Photo courtesy Entertainment Weekly
We meet Ricki and her band, the Flash, in a bar in Tarzana, where they are the house band. While they tear it up, we can tell they never had quite the star power to really make it big. Ricki, whose real name is Linda, left her husband Pete (Kevin Kline) and three kids in Indiana and set out to become a rock star. Plans didn't exactly go as expected, and she spends her offstage time working as a cashier at a Whole Foods-type grocery store.

She gets a call that her oldest daughter Julie, is going through a divorce. Mamie Gummer plays Julie and is Meryl's daughter in real life. Julie is clearly devastated and looks worse than rough, but is quietly hilarious. Mamie shines more than you'd expect she would having lived in Meryl's shadow all her life. Ricki's charisma slowly helps Julie out of her depression, and there are some really beautiful moments among this broken family. We don't get nearly enough Kevin Kline, though, who charms us in the 20 minutes he has onscreen.

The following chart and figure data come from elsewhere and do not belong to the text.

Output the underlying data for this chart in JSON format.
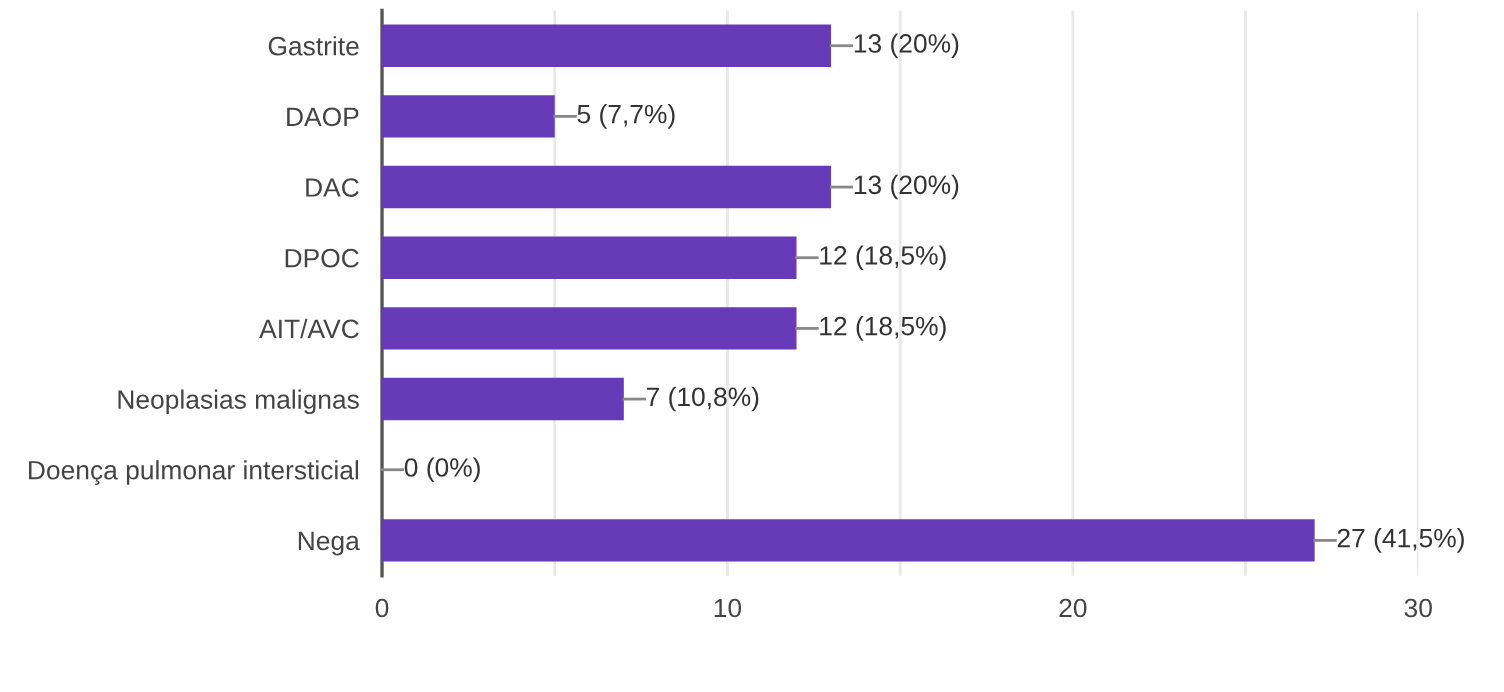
{
  "chart_data": {
    "type": "bar",
    "orientation": "horizontal",
    "categories": [
      "Gastrite",
      "DAOP",
      "DAC",
      "DPOC",
      "AIT/AVC",
      "Neoplasias malignas",
      "Doença pulmonar intersticial",
      "Nega"
    ],
    "values": [
      13,
      5,
      13,
      12,
      12,
      7,
      0,
      27
    ],
    "value_labels": [
      "13 (20%)",
      "5 (7,7%)",
      "13 (20%)",
      "12 (18,5%)",
      "12 (18,5%)",
      "7 (10,8%)",
      "0 (0%)",
      "27 (41,5%)"
    ],
    "color": "#673ab7",
    "xlim": [
      0,
      30
    ],
    "xticks": [
      0,
      {
        "value": 5,
        "label": null
      },
      10,
      {
        "value": 15,
        "label": null
      },
      20,
      {
        "value": 25,
        "label": null
      },
      30
    ],
    "grid": "x"
  }
}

Non-Broadway junkies will wonder who the beautiful Audra McDonald is, while fans will wish she had more than 1 scene with slightly shallow dialogue. I wanted to see more of this family dynamic, but instead Ricki returns to California and her band and Greg, her Ken Doll-looking boyfriend played by Rick Springfield. I got tired of hearing played out 80's ballads sung slightly off-key (that's the lowest insult I could possibly give her), until "Drift Away" came on. This is the best cover I've heard of this song.

I remember not loving the film "Juno," also written by Diablo Cody. She and I must not jive. I enjoyed seeing Ricki rediscover herself as she reconnects with her family, but I think the film plateaued halfway through when she returns to California for the second half of the movie. Ok, enough Meryl bashing. She is still the Queen! But don't rush to the theatres for this one.